Les conséquences politiques pourraient être plus importantes que les conséquences économiques. La manœuvre initiale a joué un rôle clé en rendant la coalition possible : elle pourrait satisfaire les ambitions climatiques des Verts tout en rassurant les électeurs budgétairement conservateurs des libéraux sur le fait que la probité budgétaire allemande était respectée.

Mais maintenant, le tribunal a clairement indiqué qu’on ne peut pas gagner sur deux tableaux. Les limites juridiques strictes du financement du déficit, que Berlin a introduites lors de la crise financière mondiale et ont imposé de fortes pressions au reste de l’Europe, rendent extrêmement difficile la poursuite de la politique économique considérée aujourd’hui comme essentielle à la fois à la relance industrielle et à la survie de la planète. L’Allemagne est prise par son propre pétard ordolibéral.

Cela aura également son importance dans la politique européenne. Les ministres des Finances tentent de se mettre d’accord, d’ici la fin de l’année, sur un remplacement des règles budgétaires du bloc, dont la principale contribution doit être de rendre la viabilité budgétaire compatible avec davantage d’investissements. A un stade avancé des négociations, Christian Lindner, le ministre des Finances des libéraux, a exigé des limites annuelles de déficit plus strictes que même les amis les plus économes de l’Allemagne n’avaient pas réclamé.

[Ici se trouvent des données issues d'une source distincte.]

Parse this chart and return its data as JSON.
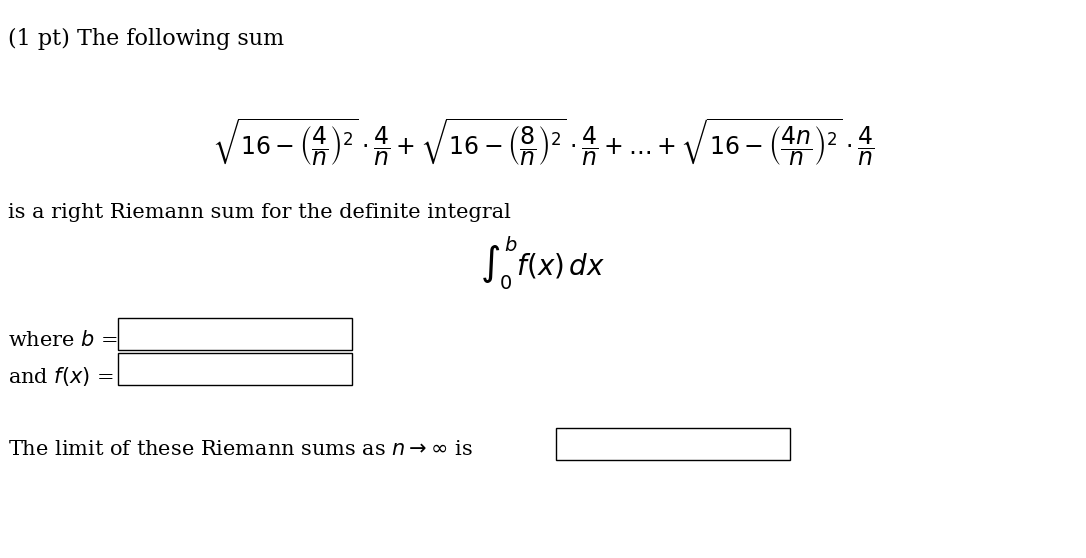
{
  "background_color": "#ffffff",
  "title_text": "(1 pt) The following sum",
  "formula_main": "\\sqrt{16-\\left(\\frac{4}{n}\\right)^{2}}\\cdot\\frac{4}{n}+\\sqrt{16-\\left(\\frac{8}{n}\\right)^{2}}\\cdot\\frac{4}{n}+\\ldots+\\sqrt{16-\\left(\\frac{4n}{n}\\right)^{2}}\\cdot\\frac{4}{n}",
  "text_riemann": "is a right Riemann sum for the definite integral",
  "formula_integral": "\\int_0^b f(x)\\,dx",
  "text_where_b": "where $b$ =",
  "text_and_f": "and $f(x)$ =",
  "text_limit": "The limit of these Riemann sums as $n \\rightarrow \\infty$ is",
  "box_color": "#ffffff",
  "box_edge_color": "#000000",
  "font_size_title": 16,
  "font_size_formula": 17,
  "font_size_text": 15,
  "fig_width": 10.86,
  "fig_height": 5.58
}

Ce n’est pas une bonne idée de donner des leçons aux autres sur la discipline budgétaire et la nécessité de règles plus strictes pendant que votre plus haut tribunal vous reproche des supercheries comptables visant à contourner les vôtres. Si Berlin recourt à de nouvelles manœuvres budgétaires plutôt qu’à des choix économiques difficiles, cela n’aidera pas Lindner auprès de ses homologues européens.

À l’inverse, si le gouvernement allemand répond par d’importantes augmentations d’impôts ou par des réductions de dépenses pour soutenir pleinement ses ambitions d’investissement, il pourra affirmer qu’il met en pratique ce qu’il prêche. Mais n’en attendez pas trop : ceux qui s’opposent le plus aux emprunts publics sont généralement aussi les plus fervents opposants à une augmentation des impôts, tandis que peu de politiciens aiment réduire les dépenses. Quoi qu’il en soit, les prochains jours de négociations budgétaires à Berlin seront importants pour ceux de Bruxelles.

Quelque chose de positif pourrait en résulter si la décision de Karlsruhe déclenchait un débat sérieux en Allemagne sur la meilleure manière de mener une politique économique – et de politique économique. Car la croyance en des règles strictes reflète une volonté de retirer la politique de la gestion économique. Cela trahit le manque de confiance des hommes politiques les uns envers les autres – mais plus profondément, envers leur propre droiture.

C’est la racine de la philosophie économique ordolibérale de l’Allemagne, pour des raisons historiques, mais on la retrouve dans une grande partie de l’Europe. Mais c’est une illusion. La politique économique est indéracinablement politique ; la question est de savoir comment y parvenir de manière responsable. Si cette courbe juridique provoque des réponses à cette question, en Allemagne et dans l’UE, cela en aura valu la peine.